3. To repeat myself: another reason to think that Head et al is robust is that Bishop and Thompson (whom you cite) did another reanalysis of Head et al's dataset. They used an even more extreme data-cleaning approach than Head et al: they threw out every single paper in which there was at least one rounded p-value. They found essentially identical results to Head et al, which suggests that improper treatment of rounded p-values did not lead Head et al to a spurious result. How could it, if one gets the same result in a dataset that is totally free of rounded data?
4. Given points 2 and 3, I believe that Hartgerink (2015) does not call Head et al.'s results into question. Therefore, I think you should remove this reference from the present paper (and perhaps amend Hartgerink 2015, which is self-published and thus still open to edits). Alternatively, you could respond to my criticisms if you think I am wrong.
For the third time, my point is: your new PeerJ pre-print relies on a citation to a self-published, non-peer-reviewed Authorea paper (or rather, a paper that was rejected following peer review for the very reason I am outlining here, plus some others). You did not respond to my comment on your Authorea paper (see here: https://www.authorea.com/users/2013/articles/31568/showarticle), and you are not responding here either. This leads me to think that you have no rebuttal, and if that is the case then don't you think you think you should remove the sentence from your PeerJ prepint where you argue that Head et al is confounded? Alternatively you should convincingly defend the claims in your Authorea paper, either here on the Authorea website. Given that your Authorea manuscript is not peer-reviewed and seems to have a big error, I don't think you should reference it in this Preprint.
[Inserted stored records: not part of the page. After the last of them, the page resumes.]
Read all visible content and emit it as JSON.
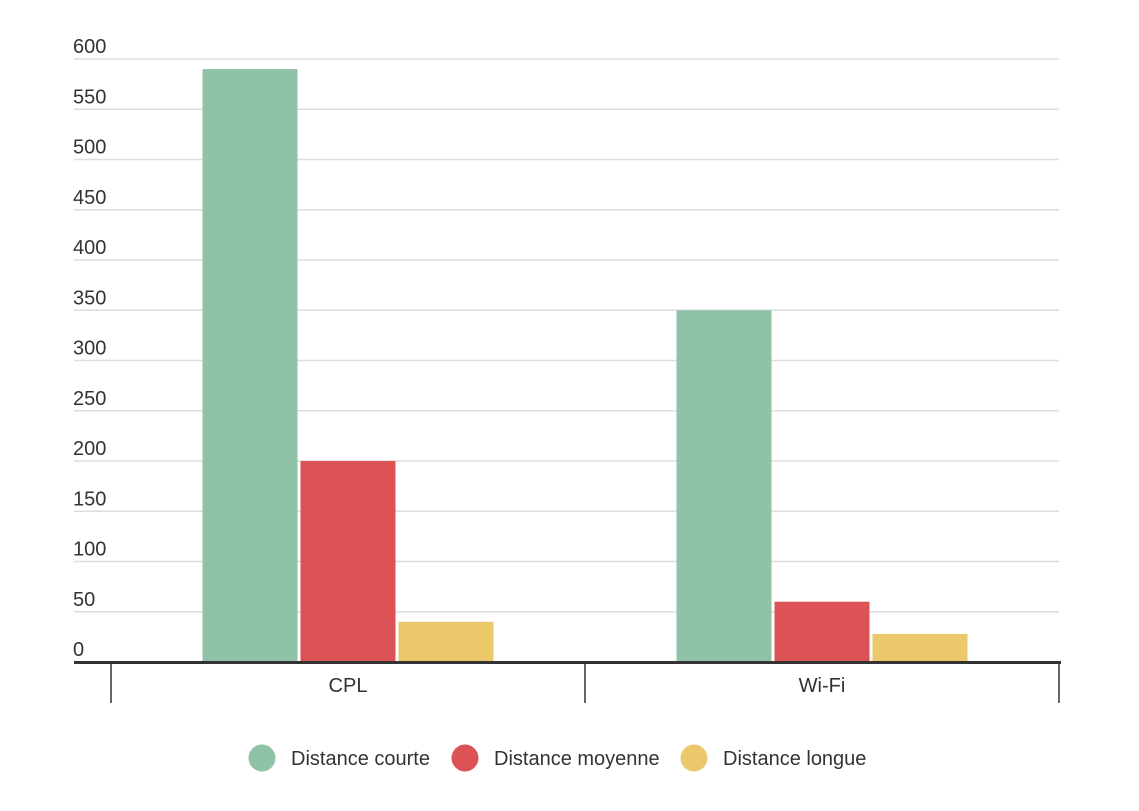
{
  "chart_data": {
    "type": "bar",
    "categories": [
      "CPL",
      "Wi-Fi"
    ],
    "series": [
      {
        "name": "Distance courte",
        "values": [
          590,
          350
        ],
        "color": "#8fc2a6"
      },
      {
        "name": "Distance moyenne",
        "values": [
          200,
          60
        ],
        "color": "#dc5355"
      },
      {
        "name": "Distance longue",
        "values": [
          40,
          28
        ],
        "color": "#ebc96b"
      }
    ],
    "ylim": [
      0,
      600
    ],
    "yticks": [
      0,
      50,
      100,
      150,
      200,
      250,
      300,
      350,
      400,
      450,
      500,
      550,
      600
    ],
    "grid": true,
    "legend": "bottom",
    "title": "",
    "xlabel": "",
    "ylabel": ""
  }
}
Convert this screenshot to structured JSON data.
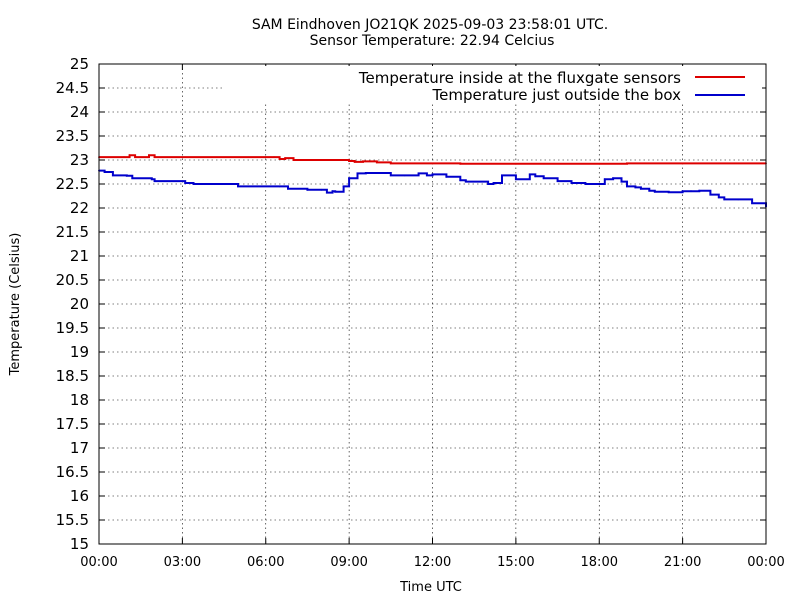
{
  "chart_data": {
    "type": "line",
    "title": "SAM Eindhoven JO21QK 2025-09-03 23:58:01 UTC.",
    "subtitle": "Sensor Temperature: 22.94 Celcius",
    "xlabel": "Time UTC",
    "ylabel": "Temperature (Celsius)",
    "xlim": [
      0,
      24
    ],
    "ylim": [
      15,
      25
    ],
    "grid": true,
    "legend_position": "top-right",
    "xticks": [
      {
        "value": 0,
        "label": "00:00"
      },
      {
        "value": 3,
        "label": "03:00"
      },
      {
        "value": 6,
        "label": "06:00"
      },
      {
        "value": 9,
        "label": "09:00"
      },
      {
        "value": 12,
        "label": "12:00"
      },
      {
        "value": 15,
        "label": "15:00"
      },
      {
        "value": 18,
        "label": "18:00"
      },
      {
        "value": 21,
        "label": "21:00"
      },
      {
        "value": 24,
        "label": "00:00"
      }
    ],
    "yticks": [
      {
        "value": 15,
        "label": "15"
      },
      {
        "value": 15.5,
        "label": "15.5"
      },
      {
        "value": 16,
        "label": "16"
      },
      {
        "value": 16.5,
        "label": "16.5"
      },
      {
        "value": 17,
        "label": "17"
      },
      {
        "value": 17.5,
        "label": "17.5"
      },
      {
        "value": 18,
        "label": "18"
      },
      {
        "value": 18.5,
        "label": "18.5"
      },
      {
        "value": 19,
        "label": "19"
      },
      {
        "value": 19.5,
        "label": "19.5"
      },
      {
        "value": 20,
        "label": "20"
      },
      {
        "value": 20.5,
        "label": "20.5"
      },
      {
        "value": 21,
        "label": "21"
      },
      {
        "value": 21.5,
        "label": "21.5"
      },
      {
        "value": 22,
        "label": "22"
      },
      {
        "value": 22.5,
        "label": "22.5"
      },
      {
        "value": 23,
        "label": "23"
      },
      {
        "value": 23.5,
        "label": "23.5"
      },
      {
        "value": 24,
        "label": "24"
      },
      {
        "value": 24.5,
        "label": "24.5"
      },
      {
        "value": 25,
        "label": "25"
      }
    ],
    "series": [
      {
        "name": "Temperature inside at the fluxgate sensors",
        "color": "#dd0000",
        "x": [
          0,
          0.9,
          1.1,
          1.3,
          1.8,
          2.0,
          6.3,
          6.5,
          6.7,
          7.0,
          8.5,
          9.0,
          9.2,
          9.5,
          10.0,
          10.5,
          12.0,
          13.0,
          15.0,
          18.0,
          19.0,
          21.0,
          24.0
        ],
        "y": [
          23.06,
          23.06,
          23.1,
          23.06,
          23.1,
          23.06,
          23.06,
          23.02,
          23.04,
          23.0,
          23.0,
          22.98,
          22.96,
          22.97,
          22.95,
          22.93,
          22.93,
          22.92,
          22.92,
          22.92,
          22.93,
          22.93,
          22.93
        ]
      },
      {
        "name": "Temperature just outside the box",
        "color": "#0000cc",
        "x": [
          0,
          0.2,
          0.5,
          1.0,
          1.2,
          1.9,
          2.0,
          3.0,
          3.1,
          3.4,
          4.0,
          4.8,
          5.0,
          6.5,
          6.8,
          7.5,
          8.0,
          8.2,
          8.4,
          8.5,
          8.8,
          9.0,
          9.3,
          9.6,
          10.0,
          10.5,
          11.0,
          11.5,
          11.8,
          12.0,
          12.5,
          13.0,
          13.2,
          14.0,
          14.2,
          14.5,
          15.0,
          15.5,
          15.7,
          16.0,
          16.5,
          17.0,
          17.5,
          18.0,
          18.2,
          18.5,
          18.8,
          19.0,
          19.3,
          19.5,
          19.8,
          20.0,
          20.5,
          21.0,
          21.3,
          21.6,
          22.0,
          22.3,
          22.5,
          23.0,
          23.5,
          24.0
        ],
        "y": [
          22.78,
          22.75,
          22.68,
          22.67,
          22.62,
          22.6,
          22.56,
          22.56,
          22.52,
          22.5,
          22.5,
          22.5,
          22.45,
          22.45,
          22.4,
          22.38,
          22.38,
          22.32,
          22.35,
          22.34,
          22.45,
          22.62,
          22.72,
          22.73,
          22.73,
          22.68,
          22.68,
          22.72,
          22.68,
          22.7,
          22.65,
          22.58,
          22.55,
          22.5,
          22.52,
          22.68,
          22.6,
          22.7,
          22.66,
          22.62,
          22.56,
          22.52,
          22.5,
          22.5,
          22.6,
          22.62,
          22.55,
          22.45,
          22.43,
          22.4,
          22.36,
          22.34,
          22.33,
          22.35,
          22.35,
          22.36,
          22.28,
          22.22,
          22.18,
          22.18,
          22.1,
          22.03
        ]
      }
    ]
  }
}
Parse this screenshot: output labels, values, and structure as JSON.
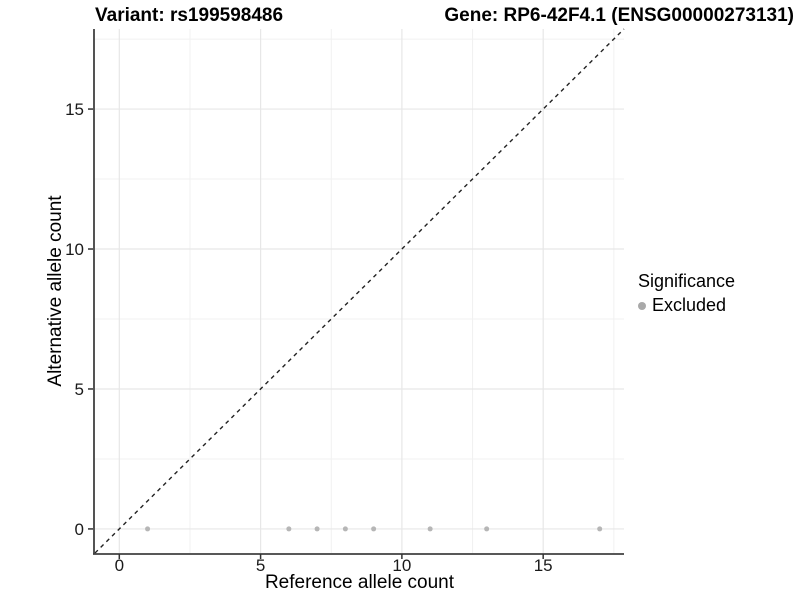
{
  "chart_data": {
    "type": "scatter",
    "title_left": "Variant: rs199598486",
    "title_right": "Gene: RP6-42F4.1 (ENSG00000273131)",
    "xlabel": "Reference allele count",
    "ylabel": "Alternative allele count",
    "xlim": [
      -0.86,
      17.86
    ],
    "ylim": [
      -0.86,
      17.86
    ],
    "xticks": [
      0,
      5,
      10,
      15
    ],
    "yticks": [
      0,
      5,
      10,
      15
    ],
    "minor_x": [
      2.5,
      7.5,
      12.5,
      17.5
    ],
    "minor_y": [
      2.5,
      7.5,
      12.5,
      17.5
    ],
    "grid": true,
    "series": [
      {
        "name": "Excluded",
        "color": "#b6b6b6",
        "points": [
          [
            1,
            0
          ],
          [
            6,
            0
          ],
          [
            7,
            0
          ],
          [
            8,
            0
          ],
          [
            9,
            0
          ],
          [
            11,
            0
          ],
          [
            13,
            0
          ],
          [
            17,
            0
          ]
        ]
      }
    ],
    "identity_line": {
      "type": "y=x",
      "style": "dashed",
      "color": "#222222",
      "from": [
        -0.86,
        -0.86
      ],
      "to": [
        17.86,
        17.86
      ]
    },
    "legend": {
      "title": "Significance",
      "position": "right",
      "entries": [
        {
          "label": "Excluded",
          "color": "#a9a9a9"
        }
      ]
    },
    "colors": {
      "axis_line": "#404040",
      "tick": "#333333",
      "grid_major": "#e7e7e7",
      "grid_minor": "#f1f1f1",
      "background": "#ffffff"
    }
  }
}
Thanks for revising the MS. I was not aiming to start a long argument, but presumably you can see why I feel it's not appropriate to criticise the Head et al. paper via a reference to a non-peer-reviewed paper. This is particularly true because I believe Chris' paper is debunked by my comments on it (repeated above) - he has never responded to these comments, making me think I may well be right, and his re-analysis does not discredit Head et al after all.
You wrote here "Chris Hartgerink told me he replied to your concerns more than once in the response to the reviews of Hartgerink (2015)." I invite you to read the comments on Chris' article: You will see that there are only 3: one from Bishop, one from Chris replying to Bishop, and my comment. There is no reply from Chris to me, let alone multiple replies as Chris appears to have told you. Here's the link: https://www.authorea.com/users/2013/articles/31568
Any idea where Chris' comments ended up?